Microsystems
- Editor: Mark Rollins
- Former editors: Sol Libes
- Categories: Personal computing
- Frequency: Bi-monthly 1980-1982; monthly 1983-1984
- Total circulation: 55,000 (1984)
- First issue: January 1980
- Final issue Number: November 1984 Vol 5 No 11
- Company: Ziff-Davis
- Country: United States of America
- Based in: Springfield, New Jersey
- Language: English
- ISSN: 0199-7955

= Microsystems (magazine) =

Personal computing magazine

Microsystems was a personal computing magazine founded by Sol Libes and published from January 1980 to November 1984. Oriented toward the home and business personal computer user, it included an editorial page, letters from readers, technical articles, and advertisements. As a historical reference, it is notable for chronicling in detail the early days of the personal computer. Topics covered in its issues included:
- IEEE-696 / S-100 bus systems
- the CP/M operating systems from Digital Research: CP/M-80, CP/M Plus, CP/M-86, and MP/M
- the MS-DOS operating system from Microsoft
- implementations of the PL/I language: PL/I-80 and PL/I-86 from Digital Research
- the Turbo Pascal and UCSD Pascal languages
- the 8080, Z80, 8086, and 80286 microprocessors

==History==
As the nascent personal computer industry grew, the magazine changed as well.
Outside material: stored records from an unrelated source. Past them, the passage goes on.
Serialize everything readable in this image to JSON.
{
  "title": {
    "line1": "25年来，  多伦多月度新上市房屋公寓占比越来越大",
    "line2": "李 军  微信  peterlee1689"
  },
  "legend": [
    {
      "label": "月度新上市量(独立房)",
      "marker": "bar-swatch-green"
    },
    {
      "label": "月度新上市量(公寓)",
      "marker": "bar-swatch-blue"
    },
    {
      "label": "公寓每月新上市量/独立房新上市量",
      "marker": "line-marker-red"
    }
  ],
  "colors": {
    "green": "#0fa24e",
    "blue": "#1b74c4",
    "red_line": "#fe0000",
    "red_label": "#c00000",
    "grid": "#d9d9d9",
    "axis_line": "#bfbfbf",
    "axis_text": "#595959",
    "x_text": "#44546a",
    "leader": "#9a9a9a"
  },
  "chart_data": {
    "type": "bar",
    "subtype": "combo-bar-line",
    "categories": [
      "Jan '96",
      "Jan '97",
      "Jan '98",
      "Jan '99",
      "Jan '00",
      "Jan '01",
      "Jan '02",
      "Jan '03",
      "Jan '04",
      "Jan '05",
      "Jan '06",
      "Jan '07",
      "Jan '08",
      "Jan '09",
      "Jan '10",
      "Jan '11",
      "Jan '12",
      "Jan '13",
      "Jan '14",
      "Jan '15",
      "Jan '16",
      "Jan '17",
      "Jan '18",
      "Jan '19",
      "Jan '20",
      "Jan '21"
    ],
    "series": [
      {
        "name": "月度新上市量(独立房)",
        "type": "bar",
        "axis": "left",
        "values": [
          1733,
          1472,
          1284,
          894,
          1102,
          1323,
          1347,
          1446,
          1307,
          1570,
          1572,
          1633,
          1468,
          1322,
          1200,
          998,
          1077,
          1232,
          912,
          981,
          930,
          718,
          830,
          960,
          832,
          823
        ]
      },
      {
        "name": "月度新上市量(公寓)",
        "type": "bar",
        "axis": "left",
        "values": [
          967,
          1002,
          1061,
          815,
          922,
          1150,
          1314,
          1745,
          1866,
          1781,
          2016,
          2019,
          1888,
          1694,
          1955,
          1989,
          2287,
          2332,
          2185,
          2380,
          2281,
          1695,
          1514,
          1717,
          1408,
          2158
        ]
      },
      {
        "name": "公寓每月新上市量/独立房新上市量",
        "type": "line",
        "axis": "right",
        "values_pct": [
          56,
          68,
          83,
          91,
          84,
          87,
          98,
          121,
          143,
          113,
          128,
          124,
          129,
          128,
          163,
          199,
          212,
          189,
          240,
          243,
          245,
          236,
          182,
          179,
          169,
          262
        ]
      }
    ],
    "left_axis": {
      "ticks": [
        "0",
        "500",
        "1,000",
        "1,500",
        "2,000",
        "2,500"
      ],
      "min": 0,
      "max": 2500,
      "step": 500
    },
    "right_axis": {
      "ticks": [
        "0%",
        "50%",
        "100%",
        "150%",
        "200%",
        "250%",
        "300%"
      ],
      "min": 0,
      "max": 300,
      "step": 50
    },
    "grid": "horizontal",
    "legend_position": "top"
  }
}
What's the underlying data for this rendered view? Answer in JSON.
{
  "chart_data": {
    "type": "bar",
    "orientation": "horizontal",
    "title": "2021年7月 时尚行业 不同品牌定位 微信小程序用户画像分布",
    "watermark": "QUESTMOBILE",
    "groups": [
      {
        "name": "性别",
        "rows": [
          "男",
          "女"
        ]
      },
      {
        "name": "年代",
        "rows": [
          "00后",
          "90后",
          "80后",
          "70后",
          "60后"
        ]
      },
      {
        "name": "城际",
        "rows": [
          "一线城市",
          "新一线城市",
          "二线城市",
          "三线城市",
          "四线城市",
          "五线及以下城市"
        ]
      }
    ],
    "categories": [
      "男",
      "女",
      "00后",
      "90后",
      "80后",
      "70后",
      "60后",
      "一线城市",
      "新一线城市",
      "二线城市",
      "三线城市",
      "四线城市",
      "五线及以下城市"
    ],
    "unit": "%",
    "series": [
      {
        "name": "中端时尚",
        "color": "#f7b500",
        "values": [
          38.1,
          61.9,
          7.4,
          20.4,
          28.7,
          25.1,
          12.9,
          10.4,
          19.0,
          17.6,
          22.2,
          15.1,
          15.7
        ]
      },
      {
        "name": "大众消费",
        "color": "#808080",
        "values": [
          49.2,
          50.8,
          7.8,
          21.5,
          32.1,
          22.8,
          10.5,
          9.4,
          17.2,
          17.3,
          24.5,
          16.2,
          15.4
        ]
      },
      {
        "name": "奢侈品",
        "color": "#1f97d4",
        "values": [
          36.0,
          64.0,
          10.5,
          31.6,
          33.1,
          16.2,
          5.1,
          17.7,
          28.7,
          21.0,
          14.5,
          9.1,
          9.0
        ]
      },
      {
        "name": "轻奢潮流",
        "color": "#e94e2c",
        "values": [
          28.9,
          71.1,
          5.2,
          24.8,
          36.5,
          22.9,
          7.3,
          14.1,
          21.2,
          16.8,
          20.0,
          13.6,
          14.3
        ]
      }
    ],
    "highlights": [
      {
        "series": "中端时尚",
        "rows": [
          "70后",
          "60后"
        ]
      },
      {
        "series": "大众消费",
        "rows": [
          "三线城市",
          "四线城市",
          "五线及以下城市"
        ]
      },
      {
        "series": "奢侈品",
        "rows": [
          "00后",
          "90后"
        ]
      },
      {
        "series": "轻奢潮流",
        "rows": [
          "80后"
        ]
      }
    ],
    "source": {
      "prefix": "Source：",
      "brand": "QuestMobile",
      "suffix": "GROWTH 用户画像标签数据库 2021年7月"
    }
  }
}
The front cover of the magazine adopted various titles throughout its history:
- S-100 MICROSYSTEMS
- MICROSYSTEMS - the CP/M and S-100 user's journal
- Microsystems - the CP/M user's journal
- Microsystems - the journal for advanced microcomputing

In 1983, Ziff-Davis took over publication of the magazine, but decided in September 1984 to stop publication, citing "poor circulation and lack of substantial growth potential". The circulation at that time was about 55,000.

Sol Libes resumed publication of the magazine under a new title in March 1985, as Micro/Systems Journal "for the Advanced Computer User".